In a previous post (Automatic EEG quality check & ICA for blink removal in 19-channel dry EEG), I asked about automatic EEG quality checking. After reading the replies, I also searched through many posts on the MNE forum as well as tutorials, examples, and API documentation. However, I am still not fully confident about what would be the most appropriate consistent preprocessing pipeline for my dataset.

My goal is to build a consistent preprocessing pipeline that can be applied to all subjects in the same way.

Currently, I am considering the following three preprocessing pipelines.

Pipeline 1

Load EDF
→ Crop & filtering (0.5-50 Hz band-pass + notch)
→ CAR reference
→ ICA (fit with 1–100 Hz band-pass filtered data)
→ RANSAC (global bad channel detection)
→ interpolate_bads()
→ CAR reference again
→ Epoching
→ AutoReject (local)

Pipeline 2

Load EDF
→ Crop & notch filtering
→ CAR reference
→ Copy data & apply 1 Hz high-pass filtering
→ Epoching
→ AutoReject (local)
→ ICA fit
→ ICA apply
→ AutoReject (local)
→ Final band-pass filtering (0.5-50Hz)

Pipeline 3

Load
→ Notch + band-pass filtering (0.5–50 Hz)
→ Visual inspection to annotate large artifacts
→ Remove bad segments
→ ICA
→ Re-reference (CAR)
→ Fixed-length epoching
→ AutoReject to remove bad epochs

My questions

Q1.
Would the preprocessing in Pipeline 1 be considered too aggressive or overly complicated?

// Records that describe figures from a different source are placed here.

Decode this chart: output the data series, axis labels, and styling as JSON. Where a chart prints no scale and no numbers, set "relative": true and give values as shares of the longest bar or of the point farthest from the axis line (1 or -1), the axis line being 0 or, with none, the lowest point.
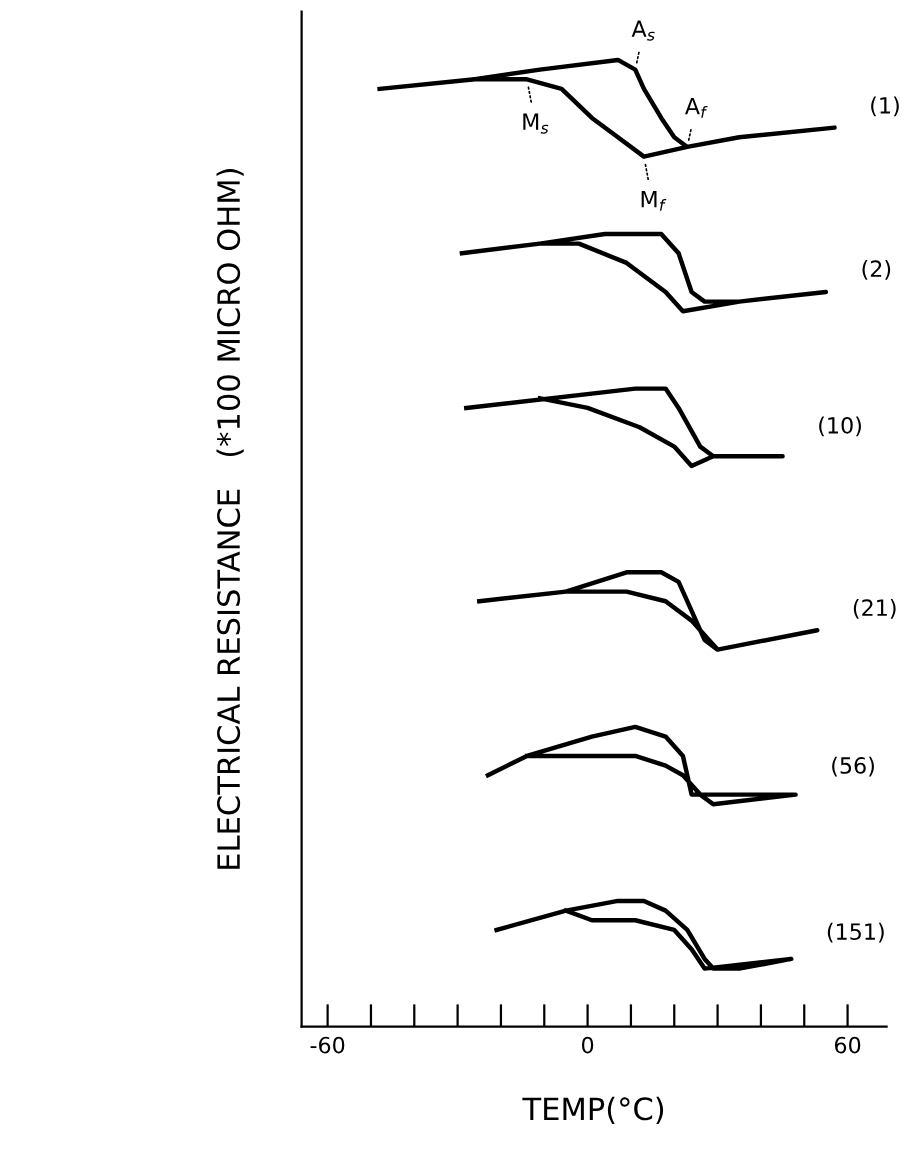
{
  "chart_data": {
    "type": "line",
    "relative": true,
    "xlabel": "TEMP(°C)",
    "ylabel": "ELECTRICAL RESISTANCE   (*100 MICRO OHM)",
    "xlim": [
      -66,
      69
    ],
    "xticks": [
      -60,
      {
        "value": -50,
        "label": null
      },
      {
        "value": -40,
        "label": null
      },
      {
        "value": -30,
        "label": null
      },
      {
        "value": -20,
        "label": null
      },
      {
        "value": -10,
        "label": null
      },
      0,
      {
        "value": 10,
        "label": null
      },
      {
        "value": 20,
        "label": null
      },
      {
        "value": 30,
        "label": null
      },
      {
        "value": 40,
        "label": null
      },
      {
        "value": 50,
        "label": null
      },
      60
    ],
    "grid": false,
    "legend": false,
    "marker": "none",
    "line_style": "solid",
    "series": [
      {
        "name": "(1)",
        "color": "#000000",
        "x": [
          -48,
          -26,
          -11,
          7,
          11,
          13,
          17,
          20,
          23,
          35,
          57,
          35,
          23,
          13,
          7,
          1,
          -6,
          -14,
          -23,
          -26
        ],
        "values": [
          0.97,
          0.98,
          0.99,
          1.0,
          0.99,
          0.97,
          0.94,
          0.92,
          0.91,
          0.92,
          0.93,
          0.92,
          0.91,
          0.9,
          0.92,
          0.94,
          0.97,
          0.98,
          0.98,
          0.98
        ]
      },
      {
        "name": "(2)",
        "color": "#000000",
        "x": [
          -29,
          -11,
          4,
          17,
          21,
          24,
          27,
          35,
          55,
          35,
          22,
          18,
          9,
          -2,
          -11
        ],
        "values": [
          0.8,
          0.81,
          0.82,
          0.82,
          0.8,
          0.76,
          0.75,
          0.75,
          0.76,
          0.75,
          0.74,
          0.76,
          0.79,
          0.81,
          0.81
        ]
      },
      {
        "name": "(10)",
        "color": "#000000",
        "x": [
          -28,
          11,
          18,
          21,
          26,
          29,
          45,
          29,
          24,
          20,
          12,
          0,
          -11
        ],
        "values": [
          0.64,
          0.66,
          0.66,
          0.64,
          0.6,
          0.59,
          0.59,
          0.59,
          0.58,
          0.6,
          0.62,
          0.64,
          0.65
        ]
      },
      {
        "name": "(21)",
        "color": "#000000",
        "x": [
          -25,
          -5,
          9,
          17,
          21,
          24,
          27,
          30,
          53,
          30,
          28,
          24,
          18,
          9,
          -5
        ],
        "values": [
          0.44,
          0.45,
          0.47,
          0.47,
          0.46,
          0.43,
          0.4,
          0.39,
          0.41,
          0.39,
          0.4,
          0.42,
          0.44,
          0.45,
          0.45
        ]
      },
      {
        "name": "(56)",
        "color": "#000000",
        "x": [
          -23,
          -14,
          1,
          11,
          18,
          22,
          24,
          26,
          29,
          48,
          26,
          22,
          18,
          11,
          -3,
          -14
        ],
        "values": [
          0.26,
          0.28,
          0.3,
          0.31,
          0.3,
          0.28,
          0.24,
          0.24,
          0.23,
          0.24,
          0.24,
          0.26,
          0.27,
          0.28,
          0.28,
          0.28
        ]
      },
      {
        "name": "(151)",
        "color": "#000000",
        "x": [
          -21,
          -5,
          7,
          13,
          18,
          23,
          27,
          29,
          35,
          47,
          27,
          24,
          20,
          11,
          1,
          -5
        ],
        "values": [
          0.1,
          0.12,
          0.13,
          0.13,
          0.12,
          0.1,
          0.07,
          0.06,
          0.06,
          0.07,
          0.06,
          0.08,
          0.1,
          0.11,
          0.11,
          0.12
        ]
      }
    ],
    "annotations": [
      {
        "text": "A$_{s}$",
        "x": 11,
        "y": 0.99
      },
      {
        "text": "A$_{f}$",
        "x": 23,
        "y": 0.91
      },
      {
        "text": "M$_{s}$",
        "x": -14,
        "y": 0.98
      },
      {
        "text": "M$_{f}$",
        "x": 13,
        "y": 0.9
      }
    ]
  }
}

The motivation behind this pipeline is that I am not an EEG expert, so I tried to combine several existing tools (e.g., ICLabel, RANSAC, AutoReject) to create a semi-automatic and consistent preprocessing pipeline that can be applied uniformly across subjects.

Q2.
In Pipeline 3, when visually inspecting band-pass filtered continuous EEG data and marking bad segments:

Would it be better to first split the data into short fixed-length epochs (e.g., 1–2 seconds) and then drop bad epochs, rather than annotating artifacts directly in the continuous data?

Q3.
If AutoReject (local) is applied at the epoch level, would using RANSAC for bad channel detection followed by mne.interpolate_bads() still be meaningful?

Or would this be somewhat redundant?

I would greatly appreciate any advice on how to design a robust and consistent preprocessing pipeline for this type of dataset.

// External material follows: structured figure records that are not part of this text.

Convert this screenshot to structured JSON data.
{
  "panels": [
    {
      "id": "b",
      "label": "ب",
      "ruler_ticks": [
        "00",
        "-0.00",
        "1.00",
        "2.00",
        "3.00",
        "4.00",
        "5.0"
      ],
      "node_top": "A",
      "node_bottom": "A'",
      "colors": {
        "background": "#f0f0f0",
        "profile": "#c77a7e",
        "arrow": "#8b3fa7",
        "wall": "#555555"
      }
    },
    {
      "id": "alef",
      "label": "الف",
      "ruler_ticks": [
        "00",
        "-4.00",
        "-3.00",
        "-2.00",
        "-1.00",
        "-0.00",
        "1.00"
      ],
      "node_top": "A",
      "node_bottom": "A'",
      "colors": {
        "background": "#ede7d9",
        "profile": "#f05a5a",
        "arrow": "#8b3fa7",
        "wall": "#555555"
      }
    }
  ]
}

I have spent the last few days reading many MNE forum discussions and preprocessing examples, but I am still unsure which preprocessing strategy would be the most appropriate.

Thank you very much for your time and help!

@Ananta Have you looked into exiting automatic processing pipeline so that you don’t have to be saddled with all the decisions like steps to run, order, etc?

Hello @scott-huberty, thank you for your suggestion!

I have looked into several automated approaches, including the MNE-BIDS pipeline, as well as tools like ICLabel and AutoReject.

Based on those resources, I am currently building a preprocessing pipeline where I first run AutoReject, then pass the remaining epochs to ICA, and finally run AutoReject again after applying ICA. Among the pipelines I mentioned earlier, this would be closest to Pipeline 2.

However, I have encountered one issue that I am unsure about. When applying ICA, some datasets are decomposed into a very small number of components (e.g., 3 or 5 components) even though the recordings contain 19 channels.

I am wondering whether this might indicate poor data quality, and whether such datasets should be excluded from analysis.

When I visually inspect these recordings, the signal amplitudes often look somewhat abnormal, which makes me suspect that the data quality may indeed be problematic.

Thanks again for your advice. I really appreciate it!

See mne.preprocessing.ICA . The default value for n_components is None, which means that MNE will choose the number of components for you (maybe this is why you are getting 2 or 3 components for some datasets). What that means with respect to the quality of your data or ICA decomposition, I am not sure.

Just make sure that You/Autoreject are not interpolating channels prior to running ICA. This reduces the rank of the data, which can impact the ability of the decomposition to identify independent components.